Seeking to set herself apart has been key to her early success.

“I try to focus on not just what’s happening in the game,” she said. “I try to address more about the impact someone off the field, with their teammates, or really anything people would find interesting (about the subject) that they wouldn’t likely know already.”

Officially leaving her hopes for a basketball career behind was difficult for her. The injury was initially devastating for Jupiter.

“I cried about it, many times honestly,” Jupiter said. “It was something I’d worked on forever. I had and still have such a love for it.”

But sports journalism was a natural shift for Jupiter after her injury. She is a lifelong sports fanatic and her school writing assignments already tracked toward athletics when she could choose her topic. An 8th grade assignment where she detailed her belief that LeBron James had surpassed Kobe Bryant in the realm of all-time great NBA stars hooked her for good.

She now attends Southeastern Louisiana University as a freshman where she majors in communications. She also has received the opportunity to work as an intern for Louisiana Football Magazine.

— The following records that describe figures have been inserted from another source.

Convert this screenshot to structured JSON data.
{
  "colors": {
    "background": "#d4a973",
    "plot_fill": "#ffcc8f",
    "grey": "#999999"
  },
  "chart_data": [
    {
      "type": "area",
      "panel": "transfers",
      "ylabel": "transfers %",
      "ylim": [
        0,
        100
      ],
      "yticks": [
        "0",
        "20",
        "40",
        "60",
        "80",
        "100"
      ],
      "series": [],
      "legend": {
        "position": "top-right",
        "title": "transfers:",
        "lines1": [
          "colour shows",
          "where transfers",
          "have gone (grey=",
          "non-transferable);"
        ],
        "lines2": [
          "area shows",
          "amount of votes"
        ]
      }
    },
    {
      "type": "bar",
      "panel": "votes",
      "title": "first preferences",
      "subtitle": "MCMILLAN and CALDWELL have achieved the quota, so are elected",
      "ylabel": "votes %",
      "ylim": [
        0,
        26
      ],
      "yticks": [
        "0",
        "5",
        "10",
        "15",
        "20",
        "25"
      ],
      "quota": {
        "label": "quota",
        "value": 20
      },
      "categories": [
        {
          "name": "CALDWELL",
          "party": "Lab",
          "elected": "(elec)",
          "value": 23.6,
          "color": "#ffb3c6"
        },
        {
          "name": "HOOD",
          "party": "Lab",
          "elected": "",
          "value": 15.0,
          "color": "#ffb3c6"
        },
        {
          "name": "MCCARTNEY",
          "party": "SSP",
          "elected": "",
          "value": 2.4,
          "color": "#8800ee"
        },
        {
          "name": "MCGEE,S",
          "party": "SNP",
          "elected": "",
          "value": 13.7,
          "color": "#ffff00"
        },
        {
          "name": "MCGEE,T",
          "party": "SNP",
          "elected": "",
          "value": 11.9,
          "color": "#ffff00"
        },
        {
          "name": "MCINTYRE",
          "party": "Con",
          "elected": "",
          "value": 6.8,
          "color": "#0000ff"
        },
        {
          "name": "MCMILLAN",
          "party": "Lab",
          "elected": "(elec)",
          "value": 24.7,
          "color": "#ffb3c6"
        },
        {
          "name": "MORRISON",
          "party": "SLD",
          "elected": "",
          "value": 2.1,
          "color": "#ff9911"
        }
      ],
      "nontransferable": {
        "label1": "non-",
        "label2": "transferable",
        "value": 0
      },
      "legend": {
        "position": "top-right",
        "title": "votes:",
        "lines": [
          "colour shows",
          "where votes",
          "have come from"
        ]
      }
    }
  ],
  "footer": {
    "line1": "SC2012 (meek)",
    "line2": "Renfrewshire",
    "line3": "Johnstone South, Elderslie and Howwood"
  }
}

Jupiter loves to write, but she also has aspirations to work as a sportscaster. Ultimately, she hopes to reach ESPN.

If she gets there, she says it will be because of her natural enthusiasm for what she does.

“My love for it, I guess, is what drives me,” she said. “If you find something you love to do, it really becomes easy. The excitement I get from doing this makes it not even feel like work.”